Barbara Buckner: Selected Works Ⅰ—Millennia芭芭拉.巴克納:選作(一)──千禧
1981
Barbara Buckner began experimenting with video and computer technologies in the early 1970s. Like Hearts and Heads, the other two works in the compilation Selected Works I, Millennia develops a visual language marked by symbolism and repetition. The group of works directs these techniques towards evoking and exploring what Buckner has described as ‘spiritual undercurrents’.
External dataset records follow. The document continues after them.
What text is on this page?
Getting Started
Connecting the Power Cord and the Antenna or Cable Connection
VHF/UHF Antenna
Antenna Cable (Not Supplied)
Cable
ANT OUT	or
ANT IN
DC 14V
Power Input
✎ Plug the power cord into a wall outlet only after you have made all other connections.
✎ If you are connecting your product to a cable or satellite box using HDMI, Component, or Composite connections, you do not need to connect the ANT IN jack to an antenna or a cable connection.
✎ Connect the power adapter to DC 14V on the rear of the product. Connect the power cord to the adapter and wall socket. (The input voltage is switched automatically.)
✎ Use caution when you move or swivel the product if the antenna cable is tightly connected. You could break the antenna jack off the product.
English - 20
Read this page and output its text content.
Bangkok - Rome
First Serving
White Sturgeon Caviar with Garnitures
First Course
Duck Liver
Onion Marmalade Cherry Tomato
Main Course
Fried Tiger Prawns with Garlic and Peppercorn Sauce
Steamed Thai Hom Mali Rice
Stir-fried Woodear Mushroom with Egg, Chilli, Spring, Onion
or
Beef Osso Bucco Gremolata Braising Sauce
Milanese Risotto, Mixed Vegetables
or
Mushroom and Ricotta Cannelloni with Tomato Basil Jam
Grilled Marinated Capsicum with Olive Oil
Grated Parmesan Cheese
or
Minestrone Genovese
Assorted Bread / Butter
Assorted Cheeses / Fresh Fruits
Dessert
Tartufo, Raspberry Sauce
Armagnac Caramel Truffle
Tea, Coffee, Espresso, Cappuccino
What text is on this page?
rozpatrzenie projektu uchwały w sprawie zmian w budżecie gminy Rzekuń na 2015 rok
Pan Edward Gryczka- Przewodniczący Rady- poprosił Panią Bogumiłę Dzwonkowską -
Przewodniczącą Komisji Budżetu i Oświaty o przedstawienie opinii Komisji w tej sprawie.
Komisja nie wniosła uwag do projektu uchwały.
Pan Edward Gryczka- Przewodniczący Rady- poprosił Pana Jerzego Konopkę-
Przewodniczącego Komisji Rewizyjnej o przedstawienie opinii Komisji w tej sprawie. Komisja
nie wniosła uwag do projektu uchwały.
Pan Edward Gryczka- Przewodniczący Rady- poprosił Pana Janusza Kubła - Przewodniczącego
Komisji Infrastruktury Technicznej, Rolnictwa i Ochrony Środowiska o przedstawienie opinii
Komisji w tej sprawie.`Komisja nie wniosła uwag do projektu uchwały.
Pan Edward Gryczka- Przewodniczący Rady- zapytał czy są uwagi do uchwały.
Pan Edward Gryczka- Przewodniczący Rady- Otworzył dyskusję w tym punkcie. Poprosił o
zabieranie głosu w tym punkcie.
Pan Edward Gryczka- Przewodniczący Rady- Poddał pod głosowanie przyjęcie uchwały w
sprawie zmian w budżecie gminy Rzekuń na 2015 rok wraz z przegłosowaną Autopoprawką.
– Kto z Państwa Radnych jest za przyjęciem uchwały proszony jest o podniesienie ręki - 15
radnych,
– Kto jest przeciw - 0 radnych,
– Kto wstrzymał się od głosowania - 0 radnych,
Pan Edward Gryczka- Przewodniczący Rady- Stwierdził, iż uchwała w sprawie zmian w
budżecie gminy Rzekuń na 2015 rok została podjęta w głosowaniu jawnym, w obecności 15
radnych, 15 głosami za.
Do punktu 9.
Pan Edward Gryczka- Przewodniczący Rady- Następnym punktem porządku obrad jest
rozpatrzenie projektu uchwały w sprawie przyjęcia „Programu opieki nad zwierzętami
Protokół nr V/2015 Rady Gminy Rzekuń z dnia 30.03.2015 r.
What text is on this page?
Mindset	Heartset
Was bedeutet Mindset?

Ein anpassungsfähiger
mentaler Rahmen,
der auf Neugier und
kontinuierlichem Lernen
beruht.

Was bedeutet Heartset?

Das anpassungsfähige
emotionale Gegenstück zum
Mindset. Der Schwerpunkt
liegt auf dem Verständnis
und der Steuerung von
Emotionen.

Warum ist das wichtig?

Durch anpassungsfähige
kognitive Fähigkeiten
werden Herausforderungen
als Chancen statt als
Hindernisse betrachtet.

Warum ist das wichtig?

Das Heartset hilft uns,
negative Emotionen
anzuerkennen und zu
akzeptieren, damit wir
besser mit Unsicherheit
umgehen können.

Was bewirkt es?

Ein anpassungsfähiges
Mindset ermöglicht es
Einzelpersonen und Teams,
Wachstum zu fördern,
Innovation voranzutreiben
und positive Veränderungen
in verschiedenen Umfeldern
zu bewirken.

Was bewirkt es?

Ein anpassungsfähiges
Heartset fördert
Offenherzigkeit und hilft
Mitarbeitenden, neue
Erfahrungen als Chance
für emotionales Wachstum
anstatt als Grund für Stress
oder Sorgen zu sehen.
To create Millennia, Buckner employed computer technology, which allowed images to be stored and then displayed in sequences and grids. The work is divided into five sections, each introduced by a title: ‘GEOMETRY, ‘ANIMALS’, ‘MEN’, ‘MOONS’, and ‘THE DEAD’. Figurative elements enter the frame as solid or transparent silhouettes with little detail. They stream across the screen at different speeds, layer onto one another, or flicker and fade into and out of view. In ‘THE DEAD’, the final segment, imagery becomes less recognisable, and small points of light—moths that Buckner had recorded—seem to float erratically. The work is silent, focusing attention on its visual rhythms. Buckner’s manipulations resonate with ideas of universality and recurrence, a scale implied by Millennia’s title, but also appear distinctly digital.